De acordo com Givânia, ela está coordenando um estudo que dialoga sobre a falta de dados do Censo Escolar - Instituto Nacional de Estudos e Pesquisas Educacionais Anísio Teixeira (INEP), relacionado aos povos Quilombolas. “É um absurdo o levantamento de dados que já se consegue ter, embora sejam prejudicados pelos outros dados do Censo Demográfico, que infelizmente a gente não teve”, argumenta. A educação quilombola está abaixo de toda e qualquer média do Brasil. “Nós tivemos em 2019 cerca de 302 mil matrículas no Ensino Fundamental, e tivemos apenas 26 mil matrículas no Ensino Médio, ou seja, nossos estudantes Quilombolas não passam do Ensino Fundamental.

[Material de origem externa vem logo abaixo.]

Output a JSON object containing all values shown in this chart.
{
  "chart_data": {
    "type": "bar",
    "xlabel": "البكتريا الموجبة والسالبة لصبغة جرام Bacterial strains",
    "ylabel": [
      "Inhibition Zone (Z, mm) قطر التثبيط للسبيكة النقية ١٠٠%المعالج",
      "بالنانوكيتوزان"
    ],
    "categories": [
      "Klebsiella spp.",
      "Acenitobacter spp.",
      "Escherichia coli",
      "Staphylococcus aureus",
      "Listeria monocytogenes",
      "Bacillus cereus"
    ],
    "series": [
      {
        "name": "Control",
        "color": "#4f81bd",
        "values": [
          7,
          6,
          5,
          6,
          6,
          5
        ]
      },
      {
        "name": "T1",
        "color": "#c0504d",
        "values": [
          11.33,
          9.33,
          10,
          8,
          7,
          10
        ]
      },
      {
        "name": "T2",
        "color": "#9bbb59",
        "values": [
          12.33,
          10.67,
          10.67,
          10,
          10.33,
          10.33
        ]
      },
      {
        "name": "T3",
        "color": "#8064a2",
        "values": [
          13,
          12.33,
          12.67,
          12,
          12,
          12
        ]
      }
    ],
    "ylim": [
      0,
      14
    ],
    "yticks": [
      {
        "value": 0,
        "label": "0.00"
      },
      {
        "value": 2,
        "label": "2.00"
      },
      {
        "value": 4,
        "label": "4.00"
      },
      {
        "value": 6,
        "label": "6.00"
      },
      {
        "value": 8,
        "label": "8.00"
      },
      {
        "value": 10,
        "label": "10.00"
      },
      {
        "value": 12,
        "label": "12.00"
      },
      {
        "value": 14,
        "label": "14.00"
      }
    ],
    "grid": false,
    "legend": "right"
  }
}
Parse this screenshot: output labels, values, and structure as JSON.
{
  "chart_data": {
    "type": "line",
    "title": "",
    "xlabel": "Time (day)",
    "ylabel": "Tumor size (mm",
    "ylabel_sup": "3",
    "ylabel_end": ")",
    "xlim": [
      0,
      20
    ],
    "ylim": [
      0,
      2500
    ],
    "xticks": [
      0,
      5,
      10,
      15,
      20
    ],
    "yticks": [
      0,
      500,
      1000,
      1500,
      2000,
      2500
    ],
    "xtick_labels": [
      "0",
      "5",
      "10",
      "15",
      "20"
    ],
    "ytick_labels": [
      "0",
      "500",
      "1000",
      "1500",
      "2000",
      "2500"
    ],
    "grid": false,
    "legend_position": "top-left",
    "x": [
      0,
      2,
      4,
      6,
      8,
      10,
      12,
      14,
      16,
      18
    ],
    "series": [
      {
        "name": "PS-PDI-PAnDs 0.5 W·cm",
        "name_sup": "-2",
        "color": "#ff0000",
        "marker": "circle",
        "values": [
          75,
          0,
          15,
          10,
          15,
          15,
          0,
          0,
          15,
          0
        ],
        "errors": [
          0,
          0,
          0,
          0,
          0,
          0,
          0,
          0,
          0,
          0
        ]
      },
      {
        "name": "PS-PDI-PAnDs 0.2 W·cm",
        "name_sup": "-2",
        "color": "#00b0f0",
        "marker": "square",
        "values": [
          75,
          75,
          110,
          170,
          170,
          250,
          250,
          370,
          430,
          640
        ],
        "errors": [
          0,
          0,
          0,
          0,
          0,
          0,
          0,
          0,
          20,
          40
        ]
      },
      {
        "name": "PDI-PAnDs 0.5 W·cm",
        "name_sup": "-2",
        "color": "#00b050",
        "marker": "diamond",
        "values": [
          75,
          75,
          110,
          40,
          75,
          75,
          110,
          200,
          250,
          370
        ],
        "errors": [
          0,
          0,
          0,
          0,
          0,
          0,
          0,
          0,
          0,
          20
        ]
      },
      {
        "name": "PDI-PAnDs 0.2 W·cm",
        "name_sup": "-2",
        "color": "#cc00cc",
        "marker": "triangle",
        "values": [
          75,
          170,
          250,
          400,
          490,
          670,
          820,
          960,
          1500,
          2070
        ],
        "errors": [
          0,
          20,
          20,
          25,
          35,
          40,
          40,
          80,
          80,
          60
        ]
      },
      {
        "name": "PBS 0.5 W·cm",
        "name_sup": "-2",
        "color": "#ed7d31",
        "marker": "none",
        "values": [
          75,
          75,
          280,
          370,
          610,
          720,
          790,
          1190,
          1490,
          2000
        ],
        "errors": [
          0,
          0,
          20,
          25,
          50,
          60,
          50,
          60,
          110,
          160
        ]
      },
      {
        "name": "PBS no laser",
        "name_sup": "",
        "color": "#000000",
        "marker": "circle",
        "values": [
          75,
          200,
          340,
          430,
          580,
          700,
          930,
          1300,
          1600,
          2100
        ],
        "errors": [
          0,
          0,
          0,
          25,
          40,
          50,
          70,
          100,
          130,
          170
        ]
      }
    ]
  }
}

O censo seria importante para avaliarmos isso”, conclui. 

​

Universidade ainda não está preparada para receber estudantes indígenas 

O processo de reconhecimento e autodeclaração é complexo e varia para cada indivíduo, assim como a jornada em busca da declaração emitida pela Fundação Nacional do Índio (Funai). A indígena Heloísa Puri, da etnia Puri, afirma que “A realidade de uma federal ainda estava muito distante para mim”, e que para ser inserida na universidade a partir do sistema de cotas, enfrentou diversas dificuldades. 

​

A declaração da FUNAI foi obtida a partir do reconhecimento da banca de heteroidentificação, que orienta a inserção na universidade pelo sistema de cotas. Durante a reunião para retirada da documentação, Heloísa se viu diante de situações constrangedoras: “A banca não é preparada para reconhecer um indígena”. A menina foi interrogada a respeito de onde vinha, do porquê do pedido, da escolha da universidade e até mesmo de sua etnia

Heloísa Puri
00:00 / 00:53

Fotos: Wikimedia Commons

Além disso, não são apenas os estudantes que realizam práticas ofensivas e preconceituosas. Heloísa conta que houve uma situação em que seu próprio professor, ao se referir aos indígenas, utilizou termos que caíram em desuso, como índio, tribo, etc, o que revela um desconhecimento sobre a cultura dos povos originários.

​

De acordo com Ademario Ribeiro, pedagogo indígena formado pela Universidade Federal de Ouro Preto, “A lógica dos invasores escreveu uma ‘história’ sobre os ‘índios’”. O indígena acredita que é necessário escrever as narrativas desses povos e que a história de todos os povos originários deve ser contada: “Não falamos só Tupi, Deus não é só Tupã, não dançamos só Toré, não só andamos pelados, nem só usamos arco e flechas – somos profissionais em todas as áreas do conhecimento, etc.”

 

Dados evitariam o apagamento étnico-cultural

A complexidade da ausência do Censo Demográfico 2021, em especial para os povos originários, se dá devido ao corte de gastos de 96% aprovado pelo governo de Jair Bolsonaro. O apagamento étnico de dados é baseado em uma política que nega os principais direitos de existência para os povos Indígenas e Quilombolas. Podemos citar, principalmente, a não garantia à demarcação de terras e, consequentemente, o garimpo ilegal, a dificuldade de acesso à saúde pública de qualidade e a negação de uma educação que entenda o pertencimento étnico-cultural. 

​

Além disso, na atual conjuntura da pandemia, é visível a ausência de políticas assertivas no combate à Covid-19, colocando os povos Originários em extrema vulnerabilidade social e econômica. Por fim, o alto índice do número de casos e mortes provado pelo vírus evidencia o descaso por parte do governo federal com a manutenção das vidas e da memória desses povos ancestrais que fundaram o Brasil.